Figure 4. The model of leptomeningeal metastasis.

(A) Schematics of an internal carotid artery injection of tumor cells to establish a murine model of LMD. (B) H&E-stained section from mouse brain affected by LMD. Arrows point to cancer cells in leptomeningeal space. (C) Patient brain T1W+C MRI sequence shows the anatomical location of leptomeningeal disease (LMD) (red arrow). (D-H) Immunofluorescence images depict dissemination of neoplastic cells into leptomeningeal space. BP = brain parenchyma. Arrows point to cancer cells in leptomeningeal space. (D, E) Vimentin, a marker of epithelial-to-mesenchymal transition, is highly expressed in MDA-MB-231 cells. Antibody against human vimentin (hVim) identifies MDA-MB-231-BR breast cancer cells. (F) Antibody against pan-cytokeratin (PanCK) identifies MCF7-BR breast cancer cells. (E, F) Antibody against laminin (Lam) shows the location of pia. (G) Bioluminescence images reveal intracranial disease and spinal dissemination (red arrows). (H) Spinal metastases identified by bioluminescence were verified by subsequent H&E staining. Right panel is a magnified version of a region indicated in the left panel. Black arrows point to the same spinal metastasis in the 4x image and a magnified (x20) image.

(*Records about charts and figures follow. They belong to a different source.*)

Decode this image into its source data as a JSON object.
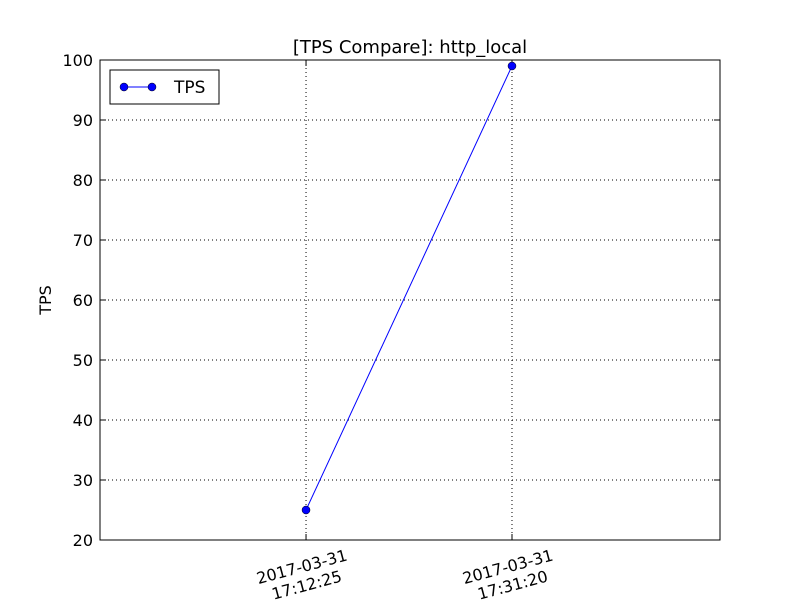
{
  "chart_data": {
    "type": "line",
    "title": "[TPS Compare]: http_local",
    "xlabel": "",
    "ylabel": "TPS",
    "x_ticks": [
      {
        "line1": "2017-03-31",
        "line2": "17:12:25"
      },
      {
        "line1": "2017-03-31",
        "line2": "17:31:20"
      }
    ],
    "x": [
      "2017-03-31 17:12:25",
      "2017-03-31 17:31:20"
    ],
    "series": [
      {
        "name": "TPS",
        "values": [
          25,
          99
        ],
        "color": "#0000ff"
      }
    ],
    "ylim": [
      20,
      100
    ],
    "yticks": [
      20,
      30,
      40,
      50,
      60,
      70,
      80,
      90,
      100
    ],
    "grid": true,
    "legend": "top-left"
  }
}
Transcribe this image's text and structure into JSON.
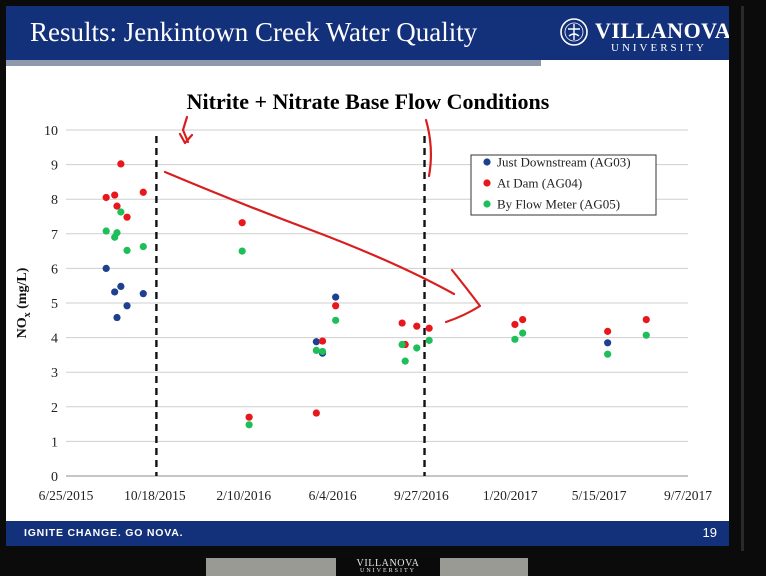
{
  "slide": {
    "title": "Results: Jenkintown Creek Water Quality",
    "logo": {
      "name": "VILLANOVA",
      "subtitle": "UNIVERSITY"
    },
    "footer": {
      "tagline": "IGNITE CHANGE. GO NOVA.",
      "page_number": "19"
    }
  },
  "thumbnail": {
    "name": "VILLANOVA",
    "subtitle": "UNIVERSITY"
  },
  "colors": {
    "header_bg": "#13307a",
    "series_ag03": "#1f3f8f",
    "series_ag04": "#e8171b",
    "series_ag05": "#1ebe5a",
    "annotation_ink": "#d81f1f"
  },
  "chart_data": {
    "type": "scatter",
    "title": "Nitrite + Nitrate Base Flow Conditions",
    "ylabel": "NO",
    "ylabel_subscript": "x",
    "ylabel_unit": "(mg/L)",
    "xlabel": "",
    "x_is_date": true,
    "xlim": [
      "2015-06-25",
      "2017-09-07"
    ],
    "x_ticks": [
      "6/25/2015",
      "10/18/2015",
      "2/10/2016",
      "6/4/2016",
      "9/27/2016",
      "1/20/2017",
      "5/15/2017",
      "9/7/2017"
    ],
    "ylim": [
      0,
      10
    ],
    "y_ticks": [
      0,
      1,
      2,
      3,
      4,
      5,
      6,
      7,
      8,
      9,
      10
    ],
    "grid": "horizontal",
    "legend_position": "top-right",
    "vertical_markers": [
      "2015-10-20",
      "2016-10-01"
    ],
    "series": [
      {
        "name": "Just Downstream (AG03)",
        "points": [
          [
            "2015-08-16",
            6.0
          ],
          [
            "2015-08-27",
            5.32
          ],
          [
            "2015-08-30",
            4.58
          ],
          [
            "2015-09-04",
            5.48
          ],
          [
            "2015-09-12",
            4.92
          ],
          [
            "2015-10-03",
            5.27
          ],
          [
            "2016-05-14",
            3.88
          ],
          [
            "2016-05-22",
            3.55
          ],
          [
            "2016-06-08",
            5.17
          ],
          [
            "2017-05-26",
            3.85
          ]
        ]
      },
      {
        "name": "At Dam (AG04)",
        "points": [
          [
            "2015-08-16",
            8.05
          ],
          [
            "2015-08-27",
            8.12
          ],
          [
            "2015-08-30",
            7.8
          ],
          [
            "2015-09-04",
            9.02
          ],
          [
            "2015-09-12",
            7.48
          ],
          [
            "2015-10-03",
            8.2
          ],
          [
            "2016-02-08",
            7.32
          ],
          [
            "2016-02-17",
            1.7
          ],
          [
            "2016-05-14",
            1.82
          ],
          [
            "2016-05-22",
            3.9
          ],
          [
            "2016-06-08",
            4.92
          ],
          [
            "2016-09-02",
            4.42
          ],
          [
            "2016-09-06",
            3.8
          ],
          [
            "2016-09-21",
            4.33
          ],
          [
            "2016-10-07",
            4.27
          ],
          [
            "2017-01-26",
            4.38
          ],
          [
            "2017-02-05",
            4.52
          ],
          [
            "2017-05-26",
            4.18
          ],
          [
            "2017-07-15",
            4.52
          ]
        ]
      },
      {
        "name": "By Flow Meter (AG05)",
        "points": [
          [
            "2015-08-16",
            7.08
          ],
          [
            "2015-08-27",
            6.9
          ],
          [
            "2015-08-30",
            7.03
          ],
          [
            "2015-09-04",
            7.63
          ],
          [
            "2015-09-12",
            6.52
          ],
          [
            "2015-10-03",
            6.63
          ],
          [
            "2016-02-08",
            6.5
          ],
          [
            "2016-02-17",
            1.48
          ],
          [
            "2016-05-14",
            3.63
          ],
          [
            "2016-05-22",
            3.6
          ],
          [
            "2016-06-08",
            4.5
          ],
          [
            "2016-09-02",
            3.8
          ],
          [
            "2016-09-06",
            3.32
          ],
          [
            "2016-09-21",
            3.7
          ],
          [
            "2016-10-07",
            3.92
          ],
          [
            "2017-01-26",
            3.95
          ],
          [
            "2017-02-05",
            4.13
          ],
          [
            "2017-05-26",
            3.52
          ],
          [
            "2017-07-15",
            4.07
          ]
        ]
      }
    ]
  }
}
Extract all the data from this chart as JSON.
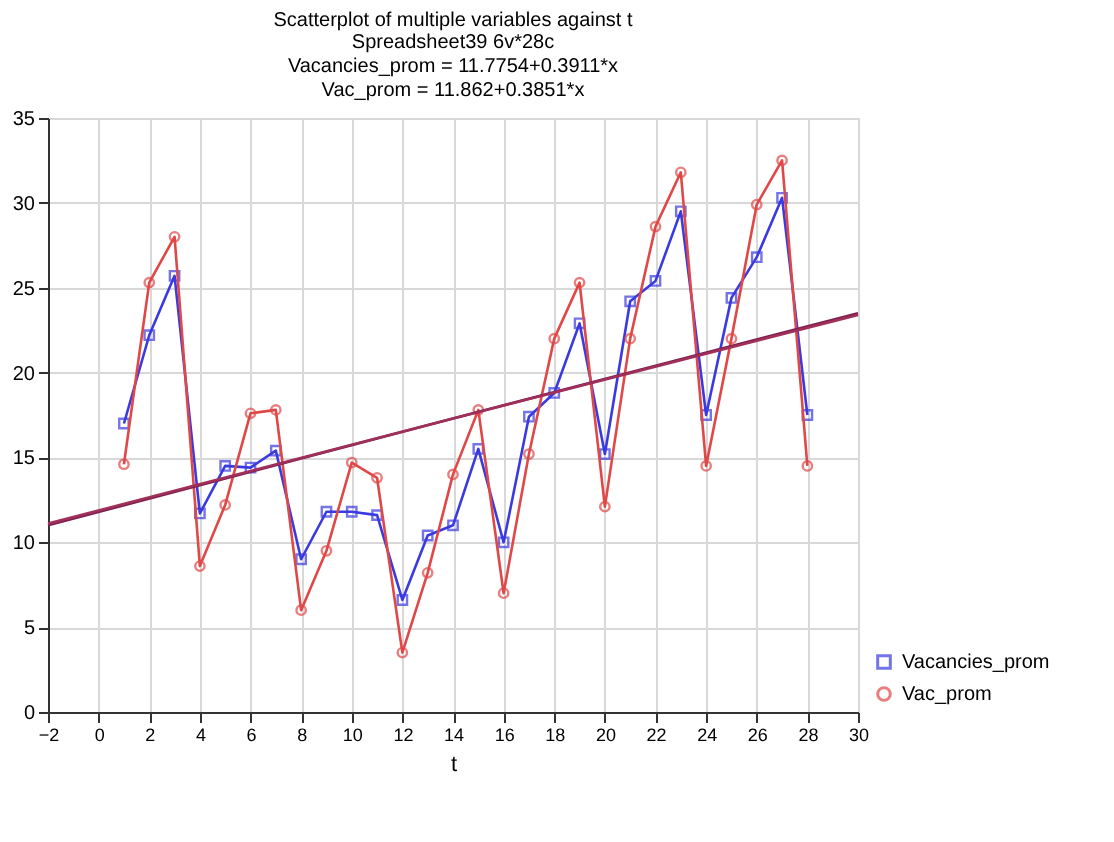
{
  "chart_data": {
    "type": "line",
    "title": "Scatterplot of multiple variables against t",
    "subtitle": "Spreadsheet39 6v*28c",
    "annotations": [
      "Vacancies_prom = 11.7754+0.3911*x",
      "Vac_prom = 11.862+0.3851*x"
    ],
    "xlabel": "t",
    "xlim": [
      -2,
      30
    ],
    "xticks": [
      -2,
      0,
      2,
      4,
      6,
      8,
      10,
      12,
      14,
      16,
      18,
      20,
      22,
      24,
      26,
      28,
      30
    ],
    "ylim": [
      0,
      35
    ],
    "yticks": [
      0,
      5,
      10,
      15,
      20,
      25,
      30,
      35
    ],
    "grid": true,
    "legend": "bottom right",
    "line_style": "solid",
    "x": [
      1,
      2,
      3,
      4,
      5,
      6,
      7,
      8,
      9,
      10,
      11,
      12,
      13,
      14,
      15,
      16,
      17,
      18,
      19,
      20,
      21,
      22,
      23,
      24,
      25,
      26,
      27,
      28
    ],
    "series": [
      {
        "name": "Vacancies_prom",
        "color": "#3a3ae0",
        "marker": "square",
        "values": [
          17,
          22.2,
          25.7,
          11.7,
          14.5,
          14.4,
          15.4,
          9,
          11.8,
          11.8,
          11.6,
          6.6,
          10.4,
          11,
          15.5,
          10,
          17.4,
          18.8,
          22.9,
          15.2,
          24.2,
          25.4,
          29.5,
          17.5,
          24.4,
          26.8,
          30.3,
          17.5
        ]
      },
      {
        "name": "Vac_prom",
        "color": "#e04848",
        "marker": "circle",
        "values": [
          14.6,
          25.3,
          28,
          8.6,
          12.2,
          17.6,
          17.8,
          6,
          9.5,
          14.7,
          13.8,
          3.5,
          8.2,
          14,
          17.8,
          7,
          15.2,
          22,
          25.3,
          12.1,
          22,
          28.6,
          31.8,
          14.5,
          22,
          29.9,
          32.5,
          14.5
        ]
      },
      {
        "type": "line",
        "color": "#7a1f50",
        "marker": "none",
        "x": [
          -2,
          14,
          30
        ],
        "values": [
          11.0,
          17.3,
          23.5
        ]
      },
      {
        "type": "line",
        "color": "#a0305a",
        "marker": "none",
        "x": [
          -2,
          14,
          30
        ],
        "values": [
          11.1,
          17.3,
          23.4
        ]
      }
    ]
  }
}
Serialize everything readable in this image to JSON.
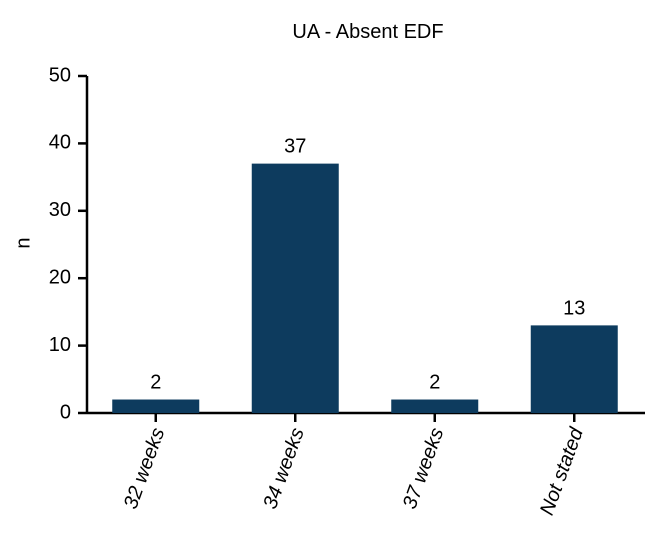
{
  "chart_data": {
    "type": "bar",
    "title": "UA - Absent EDF",
    "xlabel": "",
    "ylabel": "n",
    "categories": [
      "32 weeks",
      "34 weeks",
      "37 weeks",
      "Not stated"
    ],
    "values": [
      2,
      37,
      2,
      13
    ],
    "data_labels": [
      "2",
      "37",
      "2",
      "13"
    ],
    "ylim": [
      0,
      50
    ],
    "yticks": [
      0,
      10,
      20,
      30,
      40,
      50
    ],
    "grid": false,
    "legend": "none",
    "colors": {
      "bar": "#0d3b5e",
      "axis": "#000000"
    }
  }
}
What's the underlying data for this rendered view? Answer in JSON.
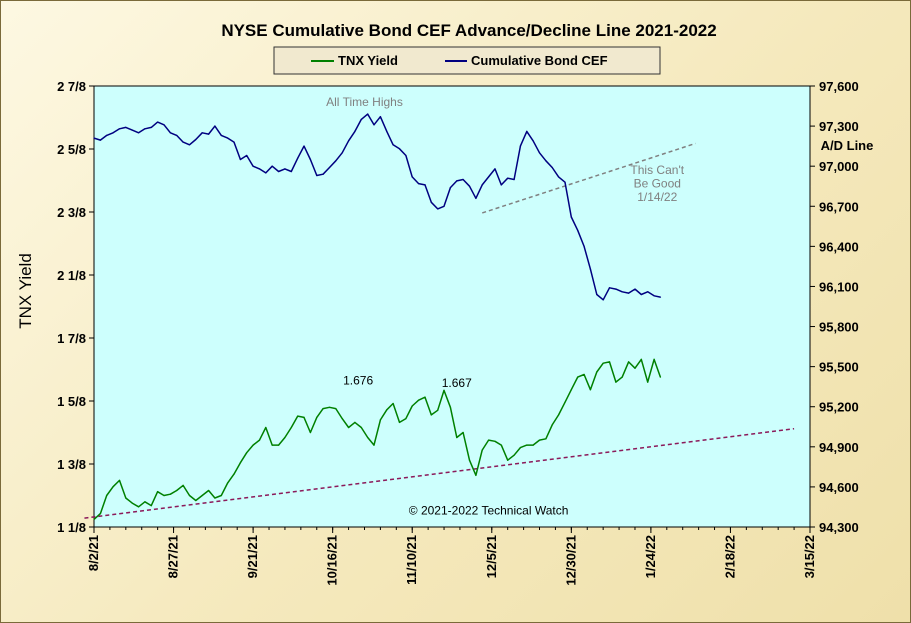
{
  "chart_data": {
    "type": "line",
    "title": "NYSE Cumulative  Bond CEF Advance/Decline  Line 2021-2022",
    "ylabel": "TNX Yield",
    "y2label": "A/D Line",
    "x_ticks": [
      "8/2/21",
      "8/27/21",
      "9/21/21",
      "10/16/21",
      "11/10/21",
      "12/5/21",
      "12/30/21",
      "1/24/22",
      "2/18/22",
      "3/15/22"
    ],
    "x_tick_days": [
      0,
      25,
      50,
      75,
      100,
      125,
      150,
      175,
      200,
      225
    ],
    "xlim_days": [
      0,
      225
    ],
    "y_ticks": [
      "1 1/8",
      "1 3/8",
      "1 5/8",
      "1 7/8",
      "2 1/8",
      "2 3/8",
      "2 5/8",
      "2 7/8"
    ],
    "ylim": [
      1.125,
      2.875
    ],
    "y2_ticks": [
      "94,300",
      "94,600",
      "94,900",
      "95,200",
      "95,500",
      "95,800",
      "96,100",
      "96,400",
      "96,700",
      "97,000",
      "97,300",
      "97,600"
    ],
    "y2lim": [
      94300,
      97600
    ],
    "colors": {
      "plot_bg": "#cdfffd",
      "tnx": "#008000",
      "cef": "#000080",
      "trend_tnx": "#8b1a5a",
      "trend_cef": "#808080",
      "annotation": "#808080"
    },
    "series": [
      {
        "name": "TNX Yield",
        "axis": "left",
        "x": [
          0,
          2,
          4,
          6,
          8,
          10,
          12,
          14,
          16,
          18,
          20,
          22,
          24,
          26,
          28,
          30,
          32,
          34,
          36,
          38,
          40,
          42,
          44,
          46,
          48,
          50,
          52,
          54,
          56,
          58,
          60,
          62,
          64,
          66,
          68,
          70,
          72,
          74,
          76,
          78,
          80,
          82,
          84,
          86,
          88,
          90,
          92,
          94,
          96,
          98,
          100,
          102,
          104,
          106,
          108,
          110,
          112,
          114,
          116,
          118,
          120,
          122,
          124,
          126,
          128,
          130,
          132,
          134,
          136,
          138,
          140,
          142,
          144,
          146,
          148,
          150,
          152,
          154,
          156,
          158,
          160,
          162,
          164,
          166,
          168,
          170,
          172,
          174,
          176,
          178
        ],
        "values": [
          1.155,
          1.178,
          1.25,
          1.285,
          1.31,
          1.24,
          1.22,
          1.205,
          1.225,
          1.21,
          1.265,
          1.25,
          1.255,
          1.27,
          1.29,
          1.25,
          1.23,
          1.25,
          1.27,
          1.24,
          1.25,
          1.3,
          1.335,
          1.38,
          1.42,
          1.45,
          1.47,
          1.52,
          1.45,
          1.45,
          1.48,
          1.52,
          1.565,
          1.56,
          1.5,
          1.56,
          1.595,
          1.6,
          1.595,
          1.555,
          1.52,
          1.54,
          1.52,
          1.48,
          1.45,
          1.55,
          1.59,
          1.615,
          1.54,
          1.555,
          1.605,
          1.628,
          1.64,
          1.57,
          1.588,
          1.667,
          1.6,
          1.48,
          1.5,
          1.39,
          1.33,
          1.43,
          1.47,
          1.465,
          1.45,
          1.39,
          1.41,
          1.44,
          1.45,
          1.45,
          1.47,
          1.475,
          1.53,
          1.57,
          1.62,
          1.67,
          1.72,
          1.73,
          1.67,
          1.74,
          1.775,
          1.78,
          1.7,
          1.72,
          1.78,
          1.755,
          1.79,
          1.7,
          1.79,
          1.72
        ]
      },
      {
        "name": "Cumulative Bond CEF",
        "axis": "right",
        "x": [
          0,
          2,
          4,
          6,
          8,
          10,
          12,
          14,
          16,
          18,
          20,
          22,
          24,
          26,
          28,
          30,
          32,
          34,
          36,
          38,
          40,
          42,
          44,
          46,
          48,
          50,
          52,
          54,
          56,
          58,
          60,
          62,
          64,
          66,
          68,
          70,
          72,
          74,
          76,
          78,
          80,
          82,
          84,
          86,
          88,
          90,
          92,
          94,
          96,
          98,
          100,
          102,
          104,
          106,
          108,
          110,
          112,
          114,
          116,
          118,
          120,
          122,
          124,
          126,
          128,
          130,
          132,
          134,
          136,
          138,
          140,
          142,
          144,
          146,
          148,
          150,
          152,
          154,
          156,
          158,
          160,
          162,
          164,
          166,
          168,
          170,
          172,
          174,
          176,
          178
        ],
        "values": [
          97210,
          97195,
          97230,
          97250,
          97280,
          97290,
          97270,
          97250,
          97280,
          97290,
          97330,
          97310,
          97250,
          97230,
          97180,
          97160,
          97200,
          97250,
          97240,
          97300,
          97230,
          97210,
          97180,
          97050,
          97080,
          97000,
          96980,
          96950,
          97000,
          96960,
          96980,
          96960,
          97060,
          97150,
          97050,
          96930,
          96940,
          96990,
          97040,
          97100,
          97190,
          97260,
          97350,
          97390,
          97310,
          97370,
          97260,
          97160,
          97130,
          97080,
          96920,
          96870,
          96860,
          96730,
          96680,
          96700,
          96840,
          96890,
          96900,
          96850,
          96760,
          96860,
          96920,
          96980,
          96860,
          96910,
          96900,
          97150,
          97260,
          97190,
          97100,
          97040,
          96990,
          96920,
          96880,
          96620,
          96520,
          96400,
          96230,
          96040,
          96000,
          96090,
          96080,
          96060,
          96050,
          96080,
          96040,
          96060,
          96030,
          96020
        ]
      }
    ],
    "annotations": [
      {
        "text": "All Time Highs",
        "x": 85,
        "y2": 97450
      },
      {
        "text": "1.676",
        "x": 83,
        "y": 1.69
      },
      {
        "text": "1.667",
        "x": 114,
        "y": 1.68
      },
      {
        "text": "This Can't",
        "x": 177,
        "y2": 96940
      },
      {
        "text": "Be Good",
        "x": 177,
        "y2": 96840
      },
      {
        "text": "1/14/22",
        "x": 177,
        "y2": 96740
      },
      {
        "text": "© 2021-2022  Technical  Watch",
        "x": 124,
        "y": 1.175
      }
    ],
    "trendlines": [
      {
        "axis": "left",
        "x": [
          -3,
          220
        ],
        "y": [
          1.16,
          1.515
        ]
      },
      {
        "axis": "right",
        "x": [
          122,
          189
        ],
        "y2": [
          96650,
          97170
        ]
      }
    ],
    "grid": false,
    "legend_position": "top-center"
  }
}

Figure 5. MBZ is effective against TNBC LMD in a mouse model.

(A) Experimental timeline. (B) Representative bioluminescence images of mice with LMD in control and treatment groups (at 50 and 100 mg/kg). (C, D) MBZ slows metastatic growth as detected by bioluminescence imaging (C) and improves survival (D) in a mouse model of TNBC LMD formed by the injection of MDA-MB-231-BR cells into internal carotid artery of NuNu mice. (E, F) MBZ (50 mg/kg) shows no effect on metastatic growth (E) and survival (F) in the MCF7-BR model of LMD. Significance: *, p < 0.05, ***, p < 0.001, NS = not significant. Experiments in (C, E) were analyzed using repeated-measures method. Post hoc pairwise comparisons were performed using a Tukey adjustment for multiple comparisons.